BUSER ID/Purwakarta — Klaim pelaksanaan program Corporate Social Responsibility (CSR) oleh PT Japfa Comfeed Indonesia Tbk kembali menuai sorotan.
Pernyataan perusahaan yang menyebut telah menjalankan berbagai program sosial dan lingkungan sejak awal beroperasi dinilai tidak sejalan dengan realitas yang dirasakan masyarakat Desa Margaluyu, Kecamatan Kiarapedes.
Warga mempertanyakan, program CSR yang dimaksud sebenarnya sampai ke masyarakat yang mana, mengingat selama puluhan tahun perusahaan beroperasi, manfaat nyata yang dirasakan warga dinilai sangat minim, bahkan nyaris tidak terlihat. Baru setelah persoalan ini ramai diperbincangkan di ruang publik dan media, klaim CSR kembali disuarakan pihak perusahaan.
“Kalau memang CSR sudah berjalan sejak lama, mana buktinya? Selama puluhan tahun kami tidak merasakan dampak signifikan.

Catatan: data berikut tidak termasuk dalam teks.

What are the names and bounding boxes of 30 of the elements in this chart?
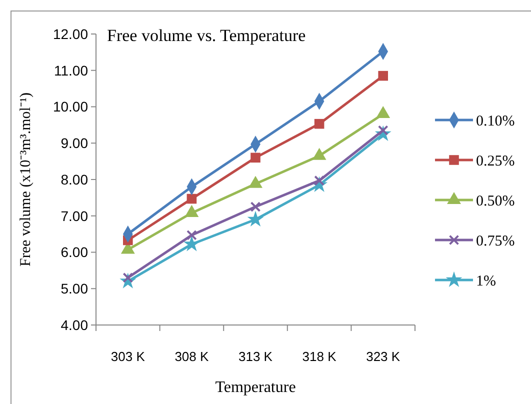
y-tick-label: 11.00 <box>54 62 88 78</box>
chart-title: Free volume vs. Temperature <box>107 26 306 45</box>
point <box>186 230 197 240</box>
y-tick-label: 10.00 <box>52 98 88 115</box>
point <box>250 202 261 212</box>
y-tick-label: 6.00 <box>60 244 88 260</box>
x-tick-label: 303 K <box>110 349 146 364</box>
x-axis-title: Temperature <box>215 379 296 396</box>
x-tick-label: 323 K <box>366 349 400 364</box>
point <box>250 152 260 163</box>
point <box>247 210 264 227</box>
legend-label: 0.75% <box>476 233 515 250</box>
y-tick-label: 9.00 <box>60 135 88 152</box>
legend-label: 0.10% <box>476 113 515 130</box>
legend-label: 0.50% <box>476 193 515 210</box>
x-tick-label: 313 K <box>238 349 273 364</box>
point <box>186 194 197 204</box>
y-tick-label: 8.00 <box>60 171 88 188</box>
x-tick-label: 318 K <box>302 349 337 364</box>
point <box>183 236 200 252</box>
y-tick-label: 12.00 <box>52 26 88 42</box>
point <box>314 118 324 129</box>
point <box>378 70 388 81</box>
x-tick-label: 308 K <box>174 349 210 364</box>
y-tick-label: 5.00 <box>60 280 88 297</box>
legend-label: 0.25% <box>476 153 515 170</box>
legend-label: 1% <box>476 273 496 290</box>
y-tick-label: 7.00 <box>60 208 88 224</box>
y-axis-title: Free volume (x10⁻³m³.mol⁻¹) <box>18 92 34 266</box>
y-tick-label: 4.00 <box>60 316 88 333</box>
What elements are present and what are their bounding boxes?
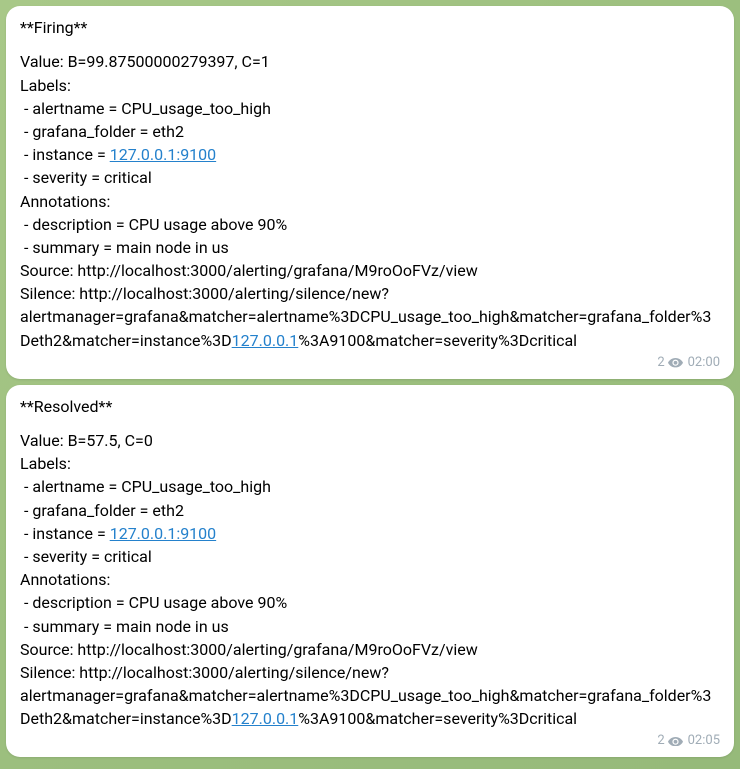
views-number: 2 [657,354,664,373]
alert-title: **Firing** [20,16,720,39]
annotations-header: Annotations: [20,570,110,589]
label-value-link[interactable]: 127.0.0.1:9100 [110,524,216,543]
label-value: critical [104,168,152,187]
source-line: Source: http://localhost:3000/alerting/g… [20,640,478,659]
silence-ip-link[interactable]: 127.0.0.1 [232,709,299,728]
timestamp: 02:05 [688,732,720,751]
label-value-link[interactable]: 127.0.0.1:9100 [110,145,216,164]
label-value: CPU_usage_too_high [121,477,271,496]
label-value: eth2 [152,501,184,520]
label-value: CPU_usage_too_high [121,99,271,118]
message-bubble-resolved: **Resolved** Value: B=57.5, C=0 Labels: … [6,385,734,758]
alert-body: Value: B=99.87500000279397, C=1 Labels: … [20,50,720,351]
timestamp: 02:00 [688,354,720,373]
messages-container: **Firing** Value: B=99.87500000279397, C… [6,6,734,757]
value-line: Value: B=57.5, C=0 [20,431,153,450]
message-meta: 2 02:00 [20,354,720,373]
view-count: 2 [657,732,682,751]
eye-icon [668,737,683,747]
views-number: 2 [657,732,664,751]
source-line: Source: http://localhost:3000/alerting/g… [20,261,478,280]
alert-title: **Resolved** [20,395,720,418]
label-value: eth2 [152,122,184,141]
silence-line: Silence: http://localhost:3000/alerting/… [20,663,711,728]
label-value: critical [104,547,152,566]
view-count: 2 [657,354,682,373]
annotations-header: Annotations: [20,192,110,211]
silence-ip-link[interactable]: 127.0.0.1 [232,331,299,350]
value-line: Value: B=99.87500000279397, C=1 [20,52,270,71]
labels-header: Labels: [20,454,71,473]
alert-body: Value: B=57.5, C=0 Labels: - alertname =… [20,429,720,730]
message-bubble-firing: **Firing** Value: B=99.87500000279397, C… [6,6,734,379]
labels-header: Labels: [20,76,71,95]
eye-icon [668,358,683,368]
silence-line: Silence: http://localhost:3000/alerting/… [20,284,711,349]
message-meta: 2 02:05 [20,732,720,751]
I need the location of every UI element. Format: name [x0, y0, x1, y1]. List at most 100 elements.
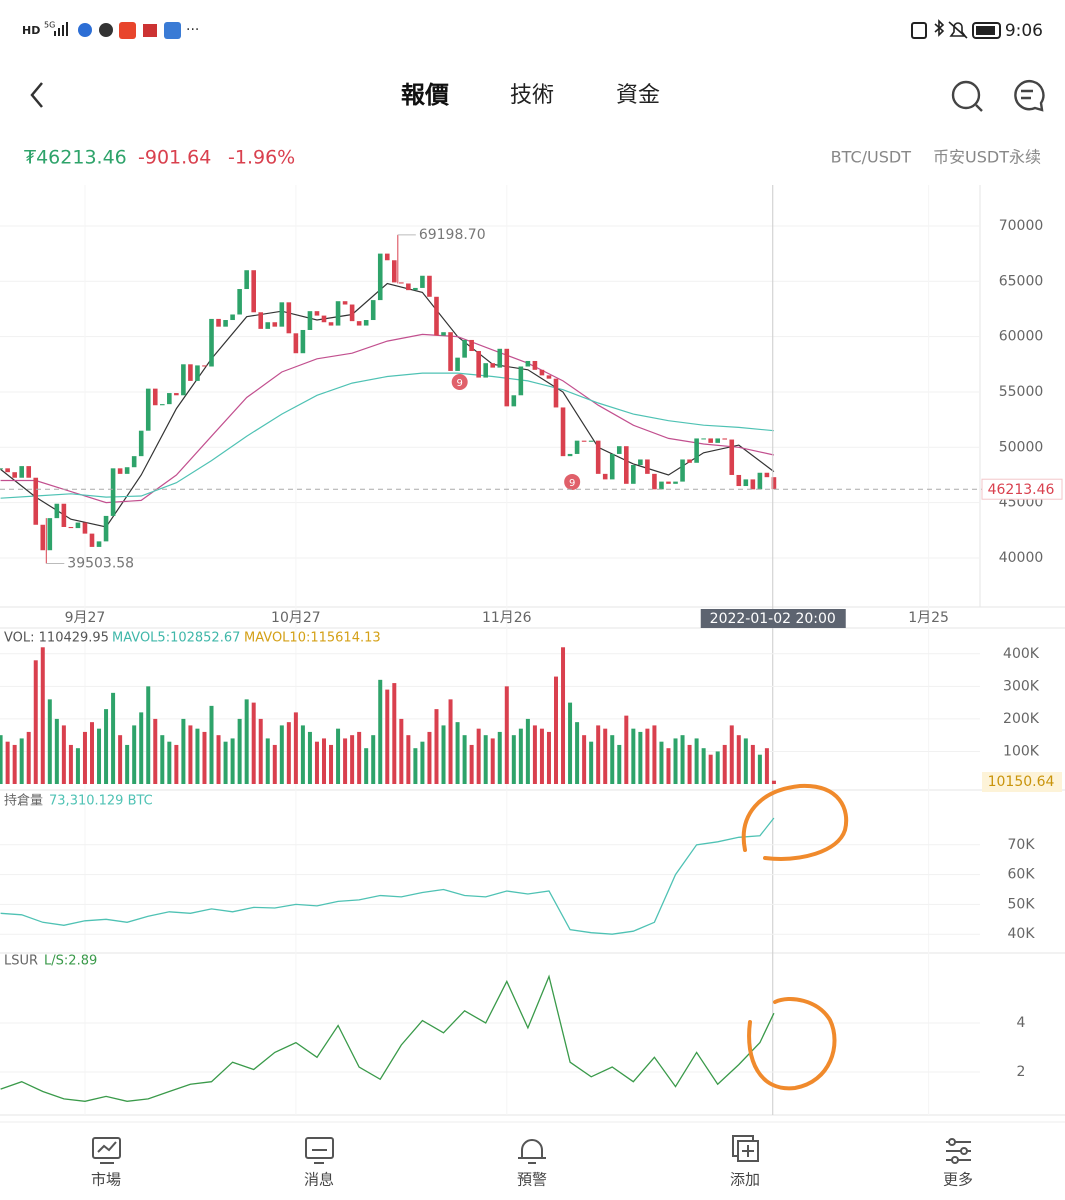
- y-tick-label: 300K: [1003, 678, 1040, 694]
- candle: [694, 438, 699, 463]
- candle: [159, 404, 165, 406]
- candle: [293, 333, 299, 354]
- nav-add[interactable]: 添加: [730, 1171, 760, 1189]
- candle: [181, 364, 186, 396]
- candle: [624, 446, 629, 484]
- volume-bar: [132, 725, 137, 784]
- volume-bar: [244, 699, 249, 784]
- status-hd: HD: [22, 24, 40, 37]
- candle: [532, 360, 538, 370]
- candle: [391, 260, 397, 283]
- volume-bar: [490, 738, 495, 784]
- candle: [349, 304, 355, 322]
- volume-bar: [314, 741, 319, 784]
- candle: [701, 438, 706, 440]
- back-button[interactable]: [30, 82, 43, 108]
- volume-bar: [610, 735, 615, 784]
- nav-markets[interactable]: 市場: [91, 1171, 121, 1189]
- volume-bar: [476, 728, 481, 784]
- price-change-percent: -1.96%: [228, 147, 295, 169]
- volume-bar: [624, 715, 629, 784]
- candle: [750, 479, 756, 490]
- x-tick-label: 9月27: [65, 610, 106, 626]
- candle: [448, 332, 453, 371]
- nav-news[interactable]: 消息: [304, 1171, 334, 1189]
- candle: [40, 524, 46, 551]
- candle: [743, 479, 749, 487]
- candle: [638, 459, 643, 466]
- candle: [666, 481, 671, 484]
- candle: [588, 440, 594, 442]
- candle: [328, 322, 334, 326]
- volume-bar: [504, 686, 509, 784]
- candle: [469, 339, 474, 352]
- nav-alerts[interactable]: 預警: [517, 1171, 547, 1189]
- mavol5: MAVOL5:102852.67: [112, 631, 240, 646]
- candle: [209, 318, 214, 367]
- volume-bar: [279, 725, 284, 784]
- nfc-icon: [911, 22, 927, 39]
- search-button[interactable]: [951, 80, 983, 112]
- candle: [195, 365, 200, 381]
- menu-button[interactable]: [1014, 79, 1045, 112]
- candle: [771, 477, 777, 490]
- volume-bar: [272, 744, 277, 784]
- volume-bar: [167, 741, 172, 784]
- y-tick-label: 100K: [1003, 743, 1040, 759]
- volume-bar: [265, 738, 270, 784]
- volume-bar: [469, 744, 474, 784]
- annotation-label: 69198.70: [419, 227, 486, 243]
- volume-bar: [153, 718, 158, 784]
- candle: [399, 282, 404, 284]
- candle: [729, 439, 735, 475]
- volume-bar: [139, 712, 144, 784]
- y-tick-label: 60K: [1008, 867, 1036, 883]
- volume-bar: [195, 728, 200, 784]
- candle: [441, 332, 446, 336]
- nav-more[interactable]: 更多: [943, 1171, 973, 1189]
- td-marker: [564, 473, 581, 490]
- volume-bar: [441, 725, 446, 784]
- candle: [483, 363, 488, 378]
- volume-bar: [539, 728, 544, 784]
- tab-technical[interactable]: 技術: [510, 83, 554, 108]
- td-marker-label: 9: [569, 478, 575, 489]
- candle: [356, 321, 362, 326]
- mavol10: MAVOL10:115614.13: [244, 631, 381, 646]
- x-tick-label: 10月27: [271, 610, 321, 626]
- candle: [244, 270, 249, 290]
- panel-value: 73,310.129 BTC: [49, 794, 153, 809]
- candle: [708, 438, 713, 443]
- candle: [673, 481, 678, 484]
- volume-bar: [532, 725, 537, 784]
- candle: [497, 348, 503, 368]
- bluetooth-icon: [934, 19, 945, 37]
- volume-bar: [33, 660, 38, 784]
- volume-bar: [357, 731, 362, 784]
- tab-funds[interactable]: 資金: [616, 83, 660, 108]
- candle: [321, 315, 327, 323]
- candle: [12, 472, 17, 478]
- volume-bar: [596, 725, 601, 784]
- volume-bar: [631, 728, 636, 784]
- y-tick-label: 40K: [1008, 926, 1036, 942]
- volume-bar: [694, 738, 699, 784]
- candle: [96, 541, 102, 547]
- hand-circle: [741, 783, 849, 861]
- volume-bar: [497, 731, 502, 784]
- volume-bar: [483, 735, 488, 784]
- candle: [272, 322, 278, 327]
- volume-bar: [125, 744, 130, 784]
- candle: [764, 472, 770, 478]
- candle: [434, 296, 439, 336]
- volume-bar: [582, 735, 587, 784]
- candle: [504, 348, 510, 407]
- volume-bar: [511, 735, 516, 784]
- volume-bar: [350, 735, 355, 784]
- candle: [511, 395, 517, 407]
- volume-bar: [82, 731, 87, 784]
- candle: [286, 302, 292, 334]
- candle: [546, 375, 552, 379]
- tab-quote[interactable]: 報價: [401, 81, 450, 109]
- volume-bar: [399, 718, 404, 784]
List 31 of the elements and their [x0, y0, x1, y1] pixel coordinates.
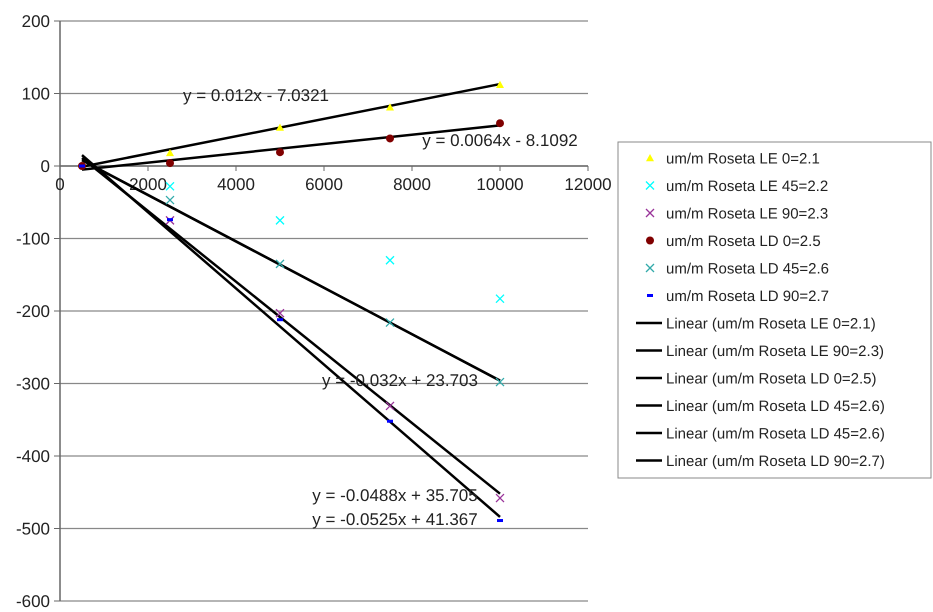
annotation: y = -0.0525x + 41.367: [312, 510, 478, 529]
annotation: y = 0.012x - 7.0321: [182, 86, 330, 105]
y-tick-label: -500: [16, 519, 50, 538]
legend-label: um/m Roseta LE 0=2.1: [666, 150, 820, 168]
y-tick-label: 200: [22, 12, 50, 31]
x-tick-label: 2000: [129, 175, 167, 194]
x-tick-label: 4000: [217, 175, 255, 194]
x-tick-label: 6000: [305, 175, 343, 194]
legend-label: um/m Roseta LD 0=2.5: [666, 232, 821, 250]
x-tick-label: 12000: [564, 175, 612, 194]
y-tick-label: 100: [22, 84, 50, 104]
legend-label: um/m Roseta LD 45=2.6: [666, 260, 830, 278]
legend-label: um/m Roseta LD 90=2.7: [666, 288, 830, 305]
y-tick-label: -200: [16, 302, 50, 321]
y-tick-label: -400: [16, 446, 50, 466]
y-tick-label: -600: [16, 592, 50, 611]
legend-label: Linear (um/m Roseta LD 45=2.6): [666, 398, 885, 415]
annotation: y = -0.0488x + 35.705: [312, 486, 478, 505]
y-tick-label: -300: [16, 374, 50, 394]
legend-label: Linear (um/m Roseta LE 0=2.1): [666, 315, 876, 332]
legend-label: Linear (um/m Roseta LD 90=2.7): [666, 452, 885, 470]
legend-label: um/m Roseta LE 90=2.3: [666, 205, 828, 222]
annotation: y = 0.0064x - 8.1092: [422, 130, 578, 150]
y-tick-label: 0: [40, 156, 50, 176]
legend-label: Linear (um/m Roseta LE 90=2.3): [666, 342, 884, 360]
y-tick-label: -100: [16, 229, 50, 248]
legend-label: Linear (um/m Roseta LD 0=2.5): [666, 370, 877, 388]
legend-label: Linear (um/m Roseta LD 45=2.6): [666, 425, 885, 442]
x-tick-label: 10000: [476, 175, 524, 194]
legend-label: um/m Roseta LE 45=2.2: [666, 178, 828, 195]
x-tick-label: 8000: [393, 175, 431, 194]
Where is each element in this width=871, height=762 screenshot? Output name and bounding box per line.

Baru sekarang setelah ramai, baru muncul pernyataan-pernyataan,” ujar salah satu warga Margaluyu.
Dalam pemberitaan sebelumnya, pihak perusahaan menyebutkan bahwa CSR mencakup dukungan sosial kemasyarakatan, bantuan sarana dan prasarana lingkungan, serta peningkatan kualitas hidup warga sekitar area operasional.
Namun, pernyataan tersebut dinilai normatif dan tidak disertai penjelasan rinci terkait lokasi, bentuk program, nilai bantuan, serta siapa saja penerima manfaatnya.
Warga juga menyoroti bahwa di sekitar wilayah operasional perusahaan masih terdapat berbagai persoalan lingkungan dan sosial yang belum tersentuh program CSR, mulai dari infrastruktur, dampak lingkungan, hingga kebutuhan dasar masyarakat.
“Yang kami lihat, ini seperti pembelaan setelah ramai.
Bukan karena kesadaran sejak awal,” tambah warga lainnya.
Masyarakat Desa Margaluyu mendesak agar pihak perusahaan bersikap terbuka dan transparan terkait pelaksanaan CSR, termasuk melibatkan pemerintah desa dan warga secara langsung dalam perencanaan dan realisasi program.
Transparansi dinilai penting agar CSR tidak hanya menjadi narasi di atas kertas, melainkan benar-benar dirasakan manfaatnya oleh masyarakat sekitar.
Kasus ini kembali mengingatkan bahwa CSR bukan sekadar kewajiban administratif atau bahan pencitraan, melainkan tanggung jawab moral perusahaan terhadap lingkungan dan masyarakat yang terdampak langsung oleh aktivitas operasionalnya.